Stell dir vor, du bist 29, sitzt schon im Landtag von Brandenburg – und dann bewirbst du dich auch noch für den Vorstand deiner Bundespartei. Genau das macht gerade Jean-Pascal Hohm. Er ist der Chef der AfD-Jugendorganisation Generation Deutschland, kurz GD, und will auf dem großen AfD-Parteitag Anfang Juli in Erfurt in den Bundesvorstand der AfD einziehen. Auf dem Parteitag wird alle zwei Jahre die Parteispitze neu gewählt; die aktuellen Vorsitzenden Alice Weidel und Tino Chrupalla treten wieder als Doppelspitze an.
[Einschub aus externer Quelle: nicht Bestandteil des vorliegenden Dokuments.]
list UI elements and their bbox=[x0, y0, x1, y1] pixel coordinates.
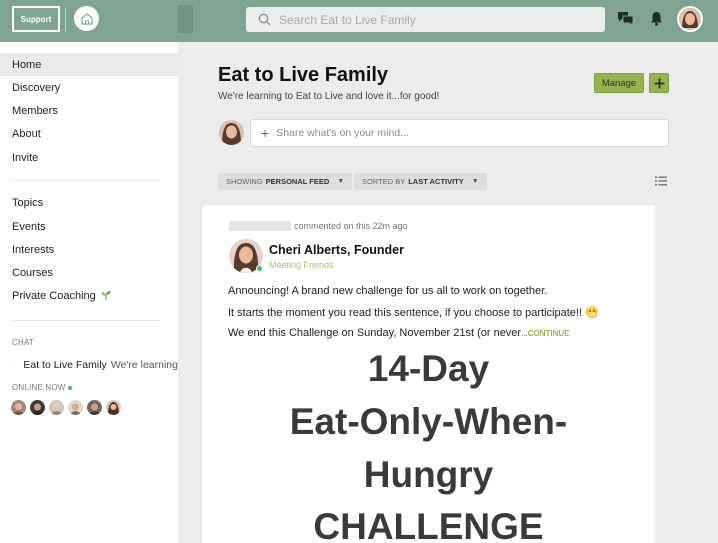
sort-filter-prefix: SORTED BY bbox=[362, 177, 406, 186]
sidebar: Home Discovery Members About Invite Topi… bbox=[0, 42, 178, 543]
post-text-line: We end this Challenge on Sunday, Novembe… bbox=[228, 327, 570, 339]
feed-filter-value: PERSONAL FEED bbox=[265, 177, 330, 186]
seedling-icon bbox=[101, 291, 111, 300]
online-now-label: ONLINE NOW bbox=[12, 383, 72, 392]
post-text-line: Announcing! A brand new challenge for us… bbox=[228, 285, 548, 297]
user-avatar[interactable] bbox=[677, 6, 703, 32]
post-text-line: It starts the moment you read this sente… bbox=[228, 307, 599, 319]
avatar[interactable] bbox=[87, 400, 102, 415]
bell-icon[interactable] bbox=[648, 10, 665, 27]
manage-button[interactable]: Manage bbox=[594, 73, 644, 93]
sidebar-item-courses[interactable]: Courses bbox=[0, 261, 178, 284]
activity-line: commented on this 22m ago bbox=[229, 221, 408, 231]
sidebar-item-members[interactable]: Members bbox=[0, 99, 178, 122]
sidebar-item-label: About bbox=[12, 127, 41, 140]
page-title: Eat to Live Family bbox=[218, 64, 389, 86]
sidebar-item-label: Courses bbox=[12, 266, 53, 279]
home-logo-icon[interactable] bbox=[74, 6, 99, 31]
sidebar-item-label: Members bbox=[12, 104, 58, 117]
sidebar-divider bbox=[12, 320, 160, 321]
post-composer[interactable]: + bbox=[250, 119, 669, 147]
online-members bbox=[11, 400, 121, 415]
caret-down-icon: ▼ bbox=[471, 178, 479, 185]
feed-filter-prefix: SHOWING bbox=[226, 177, 263, 186]
page-subtitle: We're learning to Eat to Live and love i… bbox=[218, 91, 440, 102]
sidebar-item-label: Invite bbox=[12, 151, 39, 164]
search-input[interactable] bbox=[279, 12, 579, 27]
plus-icon: + bbox=[261, 125, 270, 141]
online-indicator-dot bbox=[256, 265, 263, 272]
search-icon bbox=[258, 13, 271, 26]
add-button[interactable] bbox=[649, 73, 669, 93]
sidebar-item-label: Discovery bbox=[12, 81, 61, 94]
avatar[interactable] bbox=[30, 400, 45, 415]
challenge-graphic-line: CHALLENGE bbox=[313, 506, 544, 543]
plus-icon bbox=[654, 78, 664, 88]
sidebar-item-events[interactable]: Events bbox=[0, 215, 178, 238]
sidebar-item-discovery[interactable]: Discovery bbox=[0, 76, 178, 99]
composer-avatar bbox=[219, 120, 244, 145]
avatar[interactable] bbox=[11, 400, 26, 415]
composer-input[interactable] bbox=[276, 127, 637, 139]
sidebar-collapse-handle[interactable] bbox=[178, 5, 193, 33]
chat-section-label: CHAT bbox=[12, 338, 34, 347]
sidebar-item-interests[interactable]: Interests bbox=[0, 238, 178, 261]
avatar[interactable] bbox=[106, 400, 121, 415]
chat-room-name: Eat to Live Family bbox=[23, 359, 107, 371]
sidebar-item-label: Events bbox=[12, 220, 46, 233]
sort-filter-value: LAST ACTIVITY bbox=[408, 177, 464, 186]
author-name[interactable]: Cheri Alberts, Founder bbox=[269, 243, 404, 257]
chat-room-preview: We're learning bbox=[110, 359, 178, 371]
sidebar-item-label: Private Coaching bbox=[12, 289, 96, 302]
sidebar-item-topics[interactable]: Topics bbox=[0, 191, 178, 214]
online-indicator-dot bbox=[67, 385, 72, 390]
author-group-link[interactable]: Meeting Friends bbox=[269, 260, 334, 270]
sidebar-item-label: Interests bbox=[12, 243, 55, 256]
sidebar-item-label: Topics bbox=[12, 196, 44, 209]
grin-emoji-icon: 😁 bbox=[585, 307, 599, 319]
home-logo-icon bbox=[12, 364, 14, 366]
chat-room-item[interactable]: Eat to Live Family We're learning bbox=[12, 356, 178, 374]
chat-bubbles-icon[interactable] bbox=[617, 10, 634, 27]
activity-text: commented on this 22m ago bbox=[294, 221, 408, 231]
sidebar-item-invite[interactable]: Invite bbox=[0, 146, 178, 169]
top-divider bbox=[65, 8, 66, 32]
challenge-graphic-line: Eat-Only-When- bbox=[289, 401, 568, 442]
challenge-graphic-line: 14-Day bbox=[367, 348, 490, 389]
avatar[interactable] bbox=[68, 400, 83, 415]
feed-filter-dropdown[interactable]: SHOWING PERSONAL FEED ▼ bbox=[218, 173, 353, 190]
sidebar-item-about[interactable]: About bbox=[0, 122, 178, 145]
top-bar: Support bbox=[0, 0, 718, 42]
search-box[interactable] bbox=[246, 7, 605, 32]
challenge-graphic-line: Hungry bbox=[363, 454, 494, 495]
sidebar-item-label: Home bbox=[12, 58, 42, 71]
caret-down-icon: ▼ bbox=[337, 178, 345, 185]
post-card[interactable]: commented on this 22m ago Cheri Alberts,… bbox=[202, 205, 655, 543]
sidebar-item-private-coaching[interactable]: Private Coaching bbox=[0, 284, 178, 307]
avatar[interactable] bbox=[49, 400, 64, 415]
sort-filter-dropdown[interactable]: SORTED BY LAST ACTIVITY ▼ bbox=[354, 173, 487, 190]
continue-link[interactable]: ...CONTINUE bbox=[521, 329, 569, 338]
sidebar-item-home[interactable]: Home bbox=[0, 53, 178, 76]
list-view-icon[interactable] bbox=[654, 174, 668, 188]
support-logo-button[interactable]: Support bbox=[12, 6, 60, 32]
redacted-name bbox=[229, 221, 291, 231]
sidebar-divider bbox=[12, 180, 160, 181]
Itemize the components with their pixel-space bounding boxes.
Hohm sagt, die junge Generation habe eigene Erfahrungen und neue Ideen, die im Vorstand wichtig seien. Aus der Parteizentrale kommt Rückenwind: Daniel Tapp, Sprecher von Alice Weidel, meint, wenn man die Jugendorganisation eng an die AfD binden wolle, müsse sie auch im Vorstand vertreten sein. Auch die AfD in Thüringen unter Björn Höcke findet: Ohne Jugend im Vorstand verknöchert die Partei.